Bien sûr que comme dans toute crise, il y eu aussi des échecs, des individualités, des incivilités, des inégalités, des drames. Mais elle a aussi suscité des élans de générosités, et a créé un espace où chacun a pu se demander quelle place il pouvait avoir dans tout cela. Quel sens il donnait à son temps, à ses activités. S’il connaissait finalement ses voisins ? Son quartier ? Des groupes Facebook se sont créés, des mots sur les portes, des anonymes cousant des masques, d’autres envoyant des cookies à des équipes hospitalières… Nous avons vu des reportages sur certaines de ces initiatives, les plus visibles souvent, mais, rien n’a été plus touchant que de la percevoir à sa porte, à son balcon, au coin de sa rue.

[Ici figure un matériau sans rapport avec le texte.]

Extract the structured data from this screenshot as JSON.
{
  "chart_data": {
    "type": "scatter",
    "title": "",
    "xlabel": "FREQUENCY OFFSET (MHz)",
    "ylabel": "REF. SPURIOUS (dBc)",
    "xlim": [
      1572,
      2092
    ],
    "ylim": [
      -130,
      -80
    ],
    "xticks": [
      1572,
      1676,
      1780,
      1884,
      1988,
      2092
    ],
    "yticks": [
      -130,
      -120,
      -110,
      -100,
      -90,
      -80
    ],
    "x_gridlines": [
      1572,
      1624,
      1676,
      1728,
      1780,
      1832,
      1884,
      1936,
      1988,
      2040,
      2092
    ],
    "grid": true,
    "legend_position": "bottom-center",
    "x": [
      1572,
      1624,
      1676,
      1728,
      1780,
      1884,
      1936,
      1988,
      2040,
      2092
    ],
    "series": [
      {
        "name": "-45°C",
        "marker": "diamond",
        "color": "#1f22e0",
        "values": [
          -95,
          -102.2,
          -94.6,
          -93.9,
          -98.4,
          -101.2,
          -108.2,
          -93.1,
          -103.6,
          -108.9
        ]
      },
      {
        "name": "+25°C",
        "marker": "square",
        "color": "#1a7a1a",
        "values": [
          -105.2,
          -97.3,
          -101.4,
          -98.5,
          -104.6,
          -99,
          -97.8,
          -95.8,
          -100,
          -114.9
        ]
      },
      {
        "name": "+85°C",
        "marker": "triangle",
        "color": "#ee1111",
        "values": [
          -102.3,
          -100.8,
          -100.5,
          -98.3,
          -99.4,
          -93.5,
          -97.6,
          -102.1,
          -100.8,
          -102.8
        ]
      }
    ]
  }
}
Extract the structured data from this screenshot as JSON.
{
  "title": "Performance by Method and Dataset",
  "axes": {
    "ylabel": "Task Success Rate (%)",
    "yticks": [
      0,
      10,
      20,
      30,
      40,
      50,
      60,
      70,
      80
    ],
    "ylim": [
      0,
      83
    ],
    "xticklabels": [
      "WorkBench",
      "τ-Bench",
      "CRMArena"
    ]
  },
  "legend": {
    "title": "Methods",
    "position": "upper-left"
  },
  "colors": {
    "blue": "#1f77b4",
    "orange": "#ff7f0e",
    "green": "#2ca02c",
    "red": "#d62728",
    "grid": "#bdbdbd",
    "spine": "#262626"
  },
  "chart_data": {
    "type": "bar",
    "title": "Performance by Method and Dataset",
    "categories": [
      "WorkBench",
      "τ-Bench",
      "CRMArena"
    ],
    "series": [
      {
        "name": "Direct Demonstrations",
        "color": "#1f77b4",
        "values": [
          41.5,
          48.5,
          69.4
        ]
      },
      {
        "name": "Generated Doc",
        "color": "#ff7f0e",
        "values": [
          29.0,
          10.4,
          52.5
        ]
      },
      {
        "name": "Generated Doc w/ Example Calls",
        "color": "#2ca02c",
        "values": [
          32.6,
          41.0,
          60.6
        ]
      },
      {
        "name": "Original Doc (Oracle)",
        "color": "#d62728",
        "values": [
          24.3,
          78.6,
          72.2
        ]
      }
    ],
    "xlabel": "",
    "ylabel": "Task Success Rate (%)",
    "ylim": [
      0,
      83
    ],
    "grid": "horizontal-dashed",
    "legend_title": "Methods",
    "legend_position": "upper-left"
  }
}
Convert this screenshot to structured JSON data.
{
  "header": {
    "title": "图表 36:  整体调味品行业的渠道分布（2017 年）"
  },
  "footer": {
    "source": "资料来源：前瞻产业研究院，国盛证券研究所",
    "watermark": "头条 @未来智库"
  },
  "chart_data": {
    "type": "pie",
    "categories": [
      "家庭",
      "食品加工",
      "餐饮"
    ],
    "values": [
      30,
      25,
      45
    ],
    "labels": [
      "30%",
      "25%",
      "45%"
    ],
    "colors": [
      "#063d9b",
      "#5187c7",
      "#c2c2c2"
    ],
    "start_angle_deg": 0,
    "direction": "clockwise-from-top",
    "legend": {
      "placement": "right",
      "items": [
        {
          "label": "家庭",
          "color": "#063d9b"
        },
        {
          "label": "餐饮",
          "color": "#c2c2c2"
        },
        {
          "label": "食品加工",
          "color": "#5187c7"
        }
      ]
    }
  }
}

Le 1er mai, jour de la Fête du Travail, chamboulée par le confinement, j’ai choisi de suivre ceux qui œuvraient à ma porte, dans ma ville, à vrai dire, à 100 mètres de chez moi. Il y avait là l’association En Action. Des Nogentais qui s’organisaient par eux-mêmes pour identifier les familles en difficulté, et leur proposer une aide alimentaire. La débrouille. Le bouche-à-oreille. Les bons plans, les commerçants généreux. Je les ai suivis une après-midi, afin de garder une trace, de témoigner, de leur dire merci. En partant déposer des cageots dans des hôtels sociaux et foyers d’accueil, nous sommes passés devant un barnum. Avec d’autres cageots, des boîtes de conserves, des légumes, quelques jouets, des sourires. A Fontenay-sous-Bois, il y avait aussi la même solidarité, la même envie d’être utiles. Il y avait là des bénévoles de l’association l’Effet Cairn, et de la Brigade de solidarité populaire, née pendant le confinement. Au fond des cageots, des questions, que soulèvent ces brigades qui se sont créées en Italie puis se sont essaimées : le sens ou l’obsolescence d’un Etat Providence, l’auto-organisation, une base territoriale. Accusant clairement les gouvernements et les politiques néo-libérales, les brigades de solidarité populaire affirment nous ne pouvons pas tout attendre de l’Etat. Mieux, elles appellent à des créations d’organisations collectives et de générer des solidarités concrètes.
Puis, le flot du quotidien a repris, bouillonnant. Les cageots ont été rangés dans des locaux poussiéreux. Les bénévoles ont déserté. Ils ont dévissé direction l’entreprise. Agglutinés dans le métro. Bloqués dans leur voiture. Rien n’a finalement changé ? Retour finalement à « l’anormal » ? Toutes ces bonnes résolutions jurées crachées, au goût pétillant de réveillon, noyées dans les flûtes de champagnes, enfin oubliées au fond des placards dans les boîtes à verres à pied. Peut-être. Ou bien. Cela a secoué. Cela a fait germer des idées. Des interrogations. Sur le sens de sa vie, sur sa place dans la société, sur l’éducation que nous voulons pour nos enfants. Sur ce temps après lequel nous courrons, en oubliant l’essentiel. Des envies. De partages plus sincères. De préserver la planète. De s’ouvrir à ses voisins. De s’impliquer dans son quartier. Aujourd’hui nous n’applaudissons plus aux balcons alors que les personnels soignants suent encore, sans grande revalorisation. Rien n’a globalement vraiment changé. Mais quand je sors sur mon balcon, et que je croise mes voisins du regard, maintenant, on se reconnaît, on se sourit, on se salue. Vous n’avez besoin de rien ? Et ça , peut être que ça change tout.